Spital auch „zu groß“

KH-Nord-Prüfer: „Macht was gegen die Vertuschung!“

Österreich
12.04.2018 05:45

Der 95.000 Euro teure Energie-Schutzschild half offenbar wenig: Ein Top-Experte, der über das Wiener Krankenhaus Nord eben ein Prüf-Gutachten mitverfasst hat, deckt neue Details beim Skandal-Bau auf. Darunter: Die Planungskosten seien in neun Jahren von 27,5 auf 68 Millionen Euro gestiegen, das wären im Schnitt 20.987 Euro pro Tag. Außerdem sei das Spital um 31 Prozent zu groß errichtet worden. Spitals-Architekt Albert Wimmer dementiert: „Das ist unhaltbar.“

„Wiens Regierungskoalition hat sich um das größte Bauprojekt der Stadt, das die Steuerzahler Hunderte Millionen Euro kostet, eindeutig zu wenig gekümmert“, schüttelt Vizekanzler Heinz-Christian Strache (FPÖ) fassungslos den Kopf, als er beim Gespräch mit der „Krone“ im Palais Dietrichstein das neue Dossier des Informanten über weitere Missstände beim KH Nord durchblättert.

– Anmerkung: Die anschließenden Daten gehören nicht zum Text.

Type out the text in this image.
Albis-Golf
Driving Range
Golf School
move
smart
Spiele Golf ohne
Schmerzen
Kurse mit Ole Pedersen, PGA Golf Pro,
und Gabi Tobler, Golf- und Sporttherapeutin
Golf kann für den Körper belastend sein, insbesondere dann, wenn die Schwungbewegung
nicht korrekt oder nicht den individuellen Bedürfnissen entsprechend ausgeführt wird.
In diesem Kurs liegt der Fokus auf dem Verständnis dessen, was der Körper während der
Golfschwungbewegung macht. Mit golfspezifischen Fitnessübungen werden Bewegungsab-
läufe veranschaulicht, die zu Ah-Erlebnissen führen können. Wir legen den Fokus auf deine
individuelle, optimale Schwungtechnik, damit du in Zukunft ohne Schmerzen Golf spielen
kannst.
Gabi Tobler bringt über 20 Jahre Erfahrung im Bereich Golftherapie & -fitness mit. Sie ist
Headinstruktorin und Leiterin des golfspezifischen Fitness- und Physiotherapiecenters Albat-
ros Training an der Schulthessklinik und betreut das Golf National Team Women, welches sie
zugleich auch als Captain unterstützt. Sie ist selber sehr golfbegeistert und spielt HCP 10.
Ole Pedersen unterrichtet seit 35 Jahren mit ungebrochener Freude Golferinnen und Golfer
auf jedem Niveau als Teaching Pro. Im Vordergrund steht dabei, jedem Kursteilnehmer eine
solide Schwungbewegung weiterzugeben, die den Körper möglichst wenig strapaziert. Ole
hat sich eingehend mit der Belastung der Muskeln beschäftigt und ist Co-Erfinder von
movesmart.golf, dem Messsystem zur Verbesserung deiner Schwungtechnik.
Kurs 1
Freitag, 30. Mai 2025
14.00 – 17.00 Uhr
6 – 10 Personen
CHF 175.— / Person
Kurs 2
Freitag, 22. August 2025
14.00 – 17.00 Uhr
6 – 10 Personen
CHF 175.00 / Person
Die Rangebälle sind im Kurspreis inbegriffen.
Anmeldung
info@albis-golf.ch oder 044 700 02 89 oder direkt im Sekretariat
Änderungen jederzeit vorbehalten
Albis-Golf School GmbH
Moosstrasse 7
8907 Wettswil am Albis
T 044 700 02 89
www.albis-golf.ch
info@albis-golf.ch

Dieser Bausachverständige hat sich mit der Bitte an Strache gewandt: „Da lief und läuft derart viel schief - machen Sie was, damit das nicht vertuscht wird. Alleine durch das Planungs-Chaos entstand ein Schaden von 260 Millionen Euro.“

Jetzt liegen diese Papiere der „Krone“ vor: Sie dokumentieren Details über die Planungskosten und die Flächenplanung aus dem 1064 Seiten starken Experten-Gutachten, das der Wiener Krankenanstaltenverbund selbst in Auftrag gegeben hat, aber weiter vor der Öffentlichkeit geheim hält.

Architekt: „Bekamen nur 46,57 Millionen Euro“
„Besonders die extreme Steigerung der Architekturkosten muss kritisiert werden“, erklärt der Insider: So hatte der renommierte Architekt Wimmer am 26. März 2009 den Hauptauftrag zur Planung des Spitals im Wert von 27,5 Millionen Euro erhalten - mit Stand Juli 2017 seien aber insgesamt Aufträge im Wert von 68 Millionen Euro (netto) an Wimmers umfassendes Team erteilt worden, ist im neuen Sachverständigen-Gutachten zu lesen.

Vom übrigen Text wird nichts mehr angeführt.